Now you see where my Libraphobia (fear of scales) comes into play.  I'm not afraid of using scales to weigh food, but I am afraid to step on one.  A few times in the past year I've thought I was on a good streak of eating well and exercising, and I felt I was looking better, then stepped on a scale and realized I was not as close to my target as I had hoped.  That disappointment left me kind of depressed and derailed by diet and exercise plan for several weeks.

I haven't stepped on a scale now since 2009 - I am a full blown Libraphobe.  At some point I'll have to do it, but I'm still afraid that if I think I've gotten pretty lean and the scale still says 180 lbs. (about 82 kg) I'm going to be really maudlin for a while.

What can one do to measure progress?  Well, measuring day to day progress is almost impossible, so... don't try.  Over extended periods of time - over weeks or months -  your clothes should get looser (at least around the waist) and your weight should trend downwards.  Weigh yourself no more than once a week, or less if you can stand it.  I'm pretty sure I've gotten leaner because I can wear pants that didn't fit a year ago.  Have I lost weight?  I honestly don't know, but I'm pretty sure I have!

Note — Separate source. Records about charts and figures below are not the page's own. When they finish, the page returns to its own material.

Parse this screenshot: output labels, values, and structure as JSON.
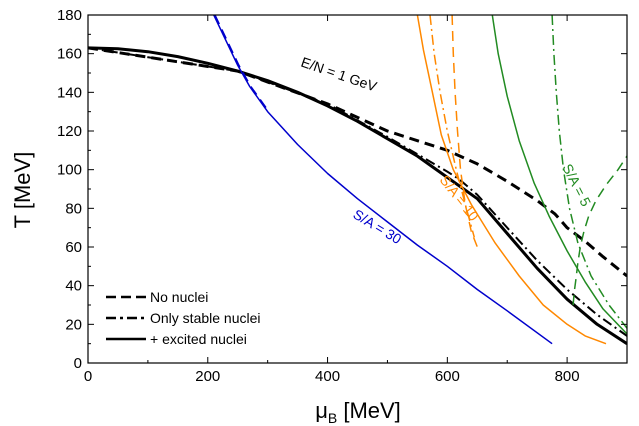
{
  "chart_data": {
    "type": "line",
    "title": "",
    "xlabel": "μ",
    "xlabel_sub": "B",
    "xlabel_unit": " [MeV]",
    "ylabel": "T [MeV]",
    "xlim": [
      0,
      900
    ],
    "ylim": [
      0,
      180
    ],
    "xticks": [
      0,
      200,
      400,
      600,
      800
    ],
    "yticks": [
      0,
      20,
      40,
      60,
      80,
      100,
      120,
      140,
      160,
      180
    ],
    "grid": false,
    "legend_position": "bottom-left",
    "legend": [
      {
        "label": "No nuclei",
        "style": "dashed"
      },
      {
        "label": "Only stable nuclei",
        "style": "dashdot"
      },
      {
        "label": "+ excited nuclei",
        "style": "solid"
      }
    ],
    "annotations": [
      {
        "text": "E/N = 1 GeV",
        "color": "#000000"
      },
      {
        "text": "S/A = 30",
        "color": "#0000cc"
      },
      {
        "text": "S/A = 10",
        "color": "#ff8800"
      },
      {
        "text": "S/A = 5",
        "color": "#228b22"
      }
    ],
    "colors": {
      "black": "#000000",
      "blue": "#0000cc",
      "orange": "#ff8800",
      "green": "#228b22"
    },
    "series": [
      {
        "group": "E/N = 1 GeV",
        "color": "#000000",
        "style": "solid",
        "width": 3,
        "x": [
          0,
          50,
          100,
          150,
          200,
          250,
          300,
          350,
          400,
          450,
          500,
          550,
          600,
          650,
          700,
          750,
          800,
          850,
          900
        ],
        "y": [
          163,
          162.5,
          161,
          158.5,
          155,
          151,
          146,
          140,
          133,
          125,
          116,
          107,
          96,
          85,
          67,
          49,
          33,
          20,
          10
        ]
      },
      {
        "group": "E/N = 1 GeV",
        "color": "#000000",
        "style": "dashdot",
        "width": 2,
        "x": [
          0,
          250,
          400,
          500,
          550,
          600,
          620,
          650,
          700,
          750,
          800,
          850,
          900
        ],
        "y": [
          163,
          151,
          134,
          117,
          108,
          99,
          95,
          87,
          70,
          53,
          38,
          25,
          14
        ]
      },
      {
        "group": "E/N = 1 GeV",
        "color": "#000000",
        "style": "dashed",
        "width": 3,
        "x": [
          0,
          250,
          400,
          500,
          550,
          600,
          650,
          700,
          750,
          780,
          800,
          830,
          860,
          900
        ],
        "y": [
          163,
          151,
          134,
          120,
          115,
          110,
          103,
          94,
          84,
          77,
          70,
          63,
          55,
          45
        ]
      },
      {
        "group": "S/A = 30",
        "color": "#0000cc",
        "style": "solid",
        "width": 1.5,
        "x": [
          210,
          230,
          250,
          270,
          300,
          350,
          400,
          450,
          500,
          550,
          600,
          650,
          700,
          775
        ],
        "y": [
          180,
          167,
          154,
          143,
          130,
          113,
          98,
          85,
          73,
          61,
          50,
          38,
          27,
          10
        ]
      },
      {
        "group": "S/A = 30",
        "color": "#0000cc",
        "style": "dashed",
        "width": 1.5,
        "x": [
          212,
          232,
          252,
          272,
          302
        ],
        "y": [
          180,
          167,
          154,
          143,
          130
        ]
      },
      {
        "group": "S/A = 10",
        "color": "#ff8800",
        "style": "solid",
        "width": 1.5,
        "x": [
          550,
          560,
          575,
          590,
          610,
          640,
          680,
          720,
          760,
          800,
          830,
          865
        ],
        "y": [
          180,
          162,
          140,
          118,
          100,
          82,
          62,
          45,
          30,
          20,
          14,
          10
        ]
      },
      {
        "group": "S/A = 10",
        "color": "#ff8800",
        "style": "dashdot",
        "width": 1.5,
        "x": [
          571,
          578,
          588,
          600,
          615,
          630,
          645
        ],
        "y": [
          180,
          160,
          140,
          120,
          100,
          82,
          65
        ]
      },
      {
        "group": "S/A = 10",
        "color": "#ff8800",
        "style": "dashed",
        "width": 1.5,
        "x": [
          608,
          610,
          613,
          617,
          622,
          630,
          640,
          650
        ],
        "y": [
          180,
          160,
          140,
          120,
          100,
          82,
          68,
          60
        ]
      },
      {
        "group": "S/A = 5",
        "color": "#228b22",
        "style": "solid",
        "width": 1.5,
        "x": [
          675,
          685,
          700,
          720,
          745,
          770,
          800,
          830,
          860,
          900
        ],
        "y": [
          180,
          160,
          138,
          115,
          93,
          76,
          58,
          42,
          28,
          15
        ]
      },
      {
        "group": "S/A = 5",
        "color": "#228b22",
        "style": "dashdot",
        "width": 1.5,
        "x": [
          775,
          778,
          782,
          787,
          794,
          804,
          818,
          840,
          870,
          900
        ],
        "y": [
          180,
          160,
          140,
          120,
          100,
          80,
          62,
          45,
          30,
          18
        ]
      },
      {
        "group": "S/A = 5",
        "color": "#228b22",
        "style": "dashed",
        "width": 1.5,
        "x": [
          810,
          812,
          815,
          818,
          822,
          828,
          836,
          848,
          865,
          885,
          900
        ],
        "y": [
          30,
          37,
          44,
          52,
          60,
          68,
          76,
          84,
          92,
          100,
          107
        ]
      }
    ]
  }
}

Another way to track progress include those famous near-naked pictures.  Take a shot of yourself in the mirror, wearing something skimpy (or nothing at all).  Every time you do it use the same clothing, lighting, etc.  Over time you should get happier with what you're seeing.  You may have somebody you trust look over the pictures - some of us are not good at evaluating ourselves, as psychological baggage rears its ugly head.  Once again:  do NOT try to track your progress on a daily basis.  Too many things that don't really matter will give you the appearance of short term improvement or backtracking.